El-Khodary continued:
Dr. Mads Gilbert, a Norwegian who was allowed into Gaza last week to give emergency medical aid, and who has worked in many conflict zones, said the situation was the worst he had seen.
The hospital lacked everything, he said: monitors, anesthesia, surgical equipment, heaters and spare parts. Israeli bombing nearby blew out windows, and like the rest of Gaza, here the severely limited fuel supplies were running low.
Oved Yehezkel, the Israeli cabinet secretary, said Sunday that from the information at Israel's disposal, "there is no humanitarian crisis in Gaza."

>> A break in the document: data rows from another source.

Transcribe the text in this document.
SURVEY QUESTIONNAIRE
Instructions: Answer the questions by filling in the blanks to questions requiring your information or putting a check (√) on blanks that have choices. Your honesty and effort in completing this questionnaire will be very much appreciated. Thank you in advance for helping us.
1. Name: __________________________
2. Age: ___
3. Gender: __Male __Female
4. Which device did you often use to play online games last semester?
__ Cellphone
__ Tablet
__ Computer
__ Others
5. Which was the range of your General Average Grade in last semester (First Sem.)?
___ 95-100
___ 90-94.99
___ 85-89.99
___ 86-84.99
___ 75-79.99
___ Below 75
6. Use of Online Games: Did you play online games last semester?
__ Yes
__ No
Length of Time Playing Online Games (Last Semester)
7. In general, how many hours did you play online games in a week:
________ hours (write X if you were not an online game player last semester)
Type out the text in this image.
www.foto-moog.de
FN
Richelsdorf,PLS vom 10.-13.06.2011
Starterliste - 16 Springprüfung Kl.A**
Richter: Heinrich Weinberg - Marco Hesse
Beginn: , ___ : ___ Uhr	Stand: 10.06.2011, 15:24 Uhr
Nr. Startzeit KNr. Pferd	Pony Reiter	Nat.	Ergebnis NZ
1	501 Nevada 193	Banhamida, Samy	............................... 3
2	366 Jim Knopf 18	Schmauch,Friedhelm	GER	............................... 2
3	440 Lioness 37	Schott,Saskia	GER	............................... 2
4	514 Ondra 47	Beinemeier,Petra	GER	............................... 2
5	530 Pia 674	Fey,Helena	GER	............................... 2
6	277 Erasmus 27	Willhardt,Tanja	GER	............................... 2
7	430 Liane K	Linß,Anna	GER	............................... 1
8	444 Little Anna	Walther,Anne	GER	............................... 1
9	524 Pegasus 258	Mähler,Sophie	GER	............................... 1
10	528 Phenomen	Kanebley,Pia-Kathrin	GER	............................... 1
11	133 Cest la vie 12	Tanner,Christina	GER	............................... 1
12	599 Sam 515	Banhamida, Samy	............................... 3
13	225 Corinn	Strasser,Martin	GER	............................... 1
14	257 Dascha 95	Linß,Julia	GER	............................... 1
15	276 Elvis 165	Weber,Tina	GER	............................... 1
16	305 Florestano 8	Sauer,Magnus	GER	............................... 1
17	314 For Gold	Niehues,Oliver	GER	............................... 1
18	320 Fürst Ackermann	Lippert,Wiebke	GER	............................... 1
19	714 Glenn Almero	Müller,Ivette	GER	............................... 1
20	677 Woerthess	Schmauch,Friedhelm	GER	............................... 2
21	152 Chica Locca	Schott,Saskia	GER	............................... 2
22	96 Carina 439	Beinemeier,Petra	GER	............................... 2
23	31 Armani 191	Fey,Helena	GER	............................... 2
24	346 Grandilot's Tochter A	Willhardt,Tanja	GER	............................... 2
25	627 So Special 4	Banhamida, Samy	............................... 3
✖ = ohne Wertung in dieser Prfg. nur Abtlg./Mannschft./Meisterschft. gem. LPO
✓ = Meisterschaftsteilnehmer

Many here would dispute that. With power lines down, much of Gaza has no electricity. There is a dire shortage of cooking gas.
....
In recent days, most of those arriving at Shifa appeared to be civilians. On Sunday, there was no trace here of the dozens of Hamas fighters that the Israeli military said its ground forces had hit in the past few hours in exchanges of fire. The reason was not clear. Many ambulance drivers refused to go near the fighting. It also seemed possible that Hamas and Israeli fighters were still battling at some less lethal distance. It was difficult to know whether fighters were at other hospitals.